Au fond d’une forêt désertée des hommes, près d’un lac dont l’onde n’était fracturée par aucune embarcation, se dressait un improbable arrangement de planches, tenant ensemble pour former une paisible masure. Dans cette cachette, à l’abri des humains, se trouvait un vieil homme, né pour aimer ses semblables et destiné à les fuir après en avoir été détesté. Retiré du monde pour l’avoir trop bien connu, ce nouveau solitaire demeurait dans un paisible isolement.

Souvent, il s’installait sur sa terrasse pour contempler la rive. Il restait là, à regarder le soleil remonter l’horizon et venir recouvrir ses jambes, son torse puis sa figure. Il se laissait envahir par sa chaleur réconfortante. Son cœur pansait ainsi ses blessures, ses déchirures glacées qu’il gardait de la froideur de ses congénères, contre lesquels il s’était trop souvent heurté avant cette retraite. Ces faux élans, se voulant chaleureux mais qui ne connaissaient que le cynisme frigorifique des calculs intéressés, ces connaissances à l’enthousiasme volatile et à l’amitié marmoréenne.

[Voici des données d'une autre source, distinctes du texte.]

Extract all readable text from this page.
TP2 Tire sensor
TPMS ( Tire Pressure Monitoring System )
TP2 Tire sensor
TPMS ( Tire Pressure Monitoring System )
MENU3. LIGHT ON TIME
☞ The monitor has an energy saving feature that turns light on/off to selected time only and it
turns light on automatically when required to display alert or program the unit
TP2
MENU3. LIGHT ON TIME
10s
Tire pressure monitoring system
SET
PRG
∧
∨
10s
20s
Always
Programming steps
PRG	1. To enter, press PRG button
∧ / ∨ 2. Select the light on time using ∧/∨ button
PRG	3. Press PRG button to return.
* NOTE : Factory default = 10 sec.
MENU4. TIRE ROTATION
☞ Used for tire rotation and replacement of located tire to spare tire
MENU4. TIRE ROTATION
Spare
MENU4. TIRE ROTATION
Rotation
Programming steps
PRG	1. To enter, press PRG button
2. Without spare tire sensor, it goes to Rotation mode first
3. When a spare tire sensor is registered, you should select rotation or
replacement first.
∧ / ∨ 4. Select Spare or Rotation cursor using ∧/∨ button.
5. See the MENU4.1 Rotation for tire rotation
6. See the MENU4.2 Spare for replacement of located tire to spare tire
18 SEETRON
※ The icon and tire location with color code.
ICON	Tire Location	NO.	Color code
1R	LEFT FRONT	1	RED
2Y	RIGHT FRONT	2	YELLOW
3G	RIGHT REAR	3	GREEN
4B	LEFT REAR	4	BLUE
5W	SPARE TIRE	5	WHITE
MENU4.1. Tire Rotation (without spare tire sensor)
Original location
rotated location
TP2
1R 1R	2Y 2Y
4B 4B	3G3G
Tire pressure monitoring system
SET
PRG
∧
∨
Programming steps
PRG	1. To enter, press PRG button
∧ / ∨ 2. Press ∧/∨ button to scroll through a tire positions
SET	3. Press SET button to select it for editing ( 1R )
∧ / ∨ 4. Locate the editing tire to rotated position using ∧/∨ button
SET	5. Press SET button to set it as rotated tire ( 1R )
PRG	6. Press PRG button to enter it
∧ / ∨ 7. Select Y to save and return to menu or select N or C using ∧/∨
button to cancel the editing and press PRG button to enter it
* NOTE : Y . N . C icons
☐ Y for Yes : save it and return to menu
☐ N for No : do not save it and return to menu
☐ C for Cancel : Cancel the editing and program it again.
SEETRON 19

Les relations sociales de son ancienne vie avaient déchiré son amabilité à coup de griffures et de faussetés. L’entièreté de sa jeunesse lui apparaissait maintenant comme un décor en toc, peuplé de fines planches copieusement peintes de formes et de couleurs vivantes, mais qui ne suffisaient pas à masquer le vide qui se trouvait derrière elles. Dans cet univers de théâtre, chacun était tenu de jouer son rôle, au texte bien défini et codifié. Des échanges mécaniques s’enchaînaient sans surprise ni mouvement du cœur. Les convenances, de politesse ou d’engagements émotionnels, étaient arborés comme des tapisseries destinées à déguiser le vide des murs qu’elles recouvraient. Que feraient les hommes si on les débarrassait de cette activité ? Perdus comme des comédiens ayant oubliés leurs textes, incapables de la moindre improvisation une fois déliés du carcan des règles de leur pièce, ils seraient totalement perdus, incapables d’agir.

L’amitié s’ankylosait sous le poids des arrière-pensées et chaque lien se crispait sous les affrontements. L’amour lui-même, sentiment le plus noble, innocent et cordial existant sur terre, n’échappait pas à cette règle intéressée et calculée. Tout ne devenait que sophistications stériles, que nuages de falsification, détournement des inspirations, combat des inclinations, épreuves dégradantes, déchirements de l’innocence et stratagèmes de comédies.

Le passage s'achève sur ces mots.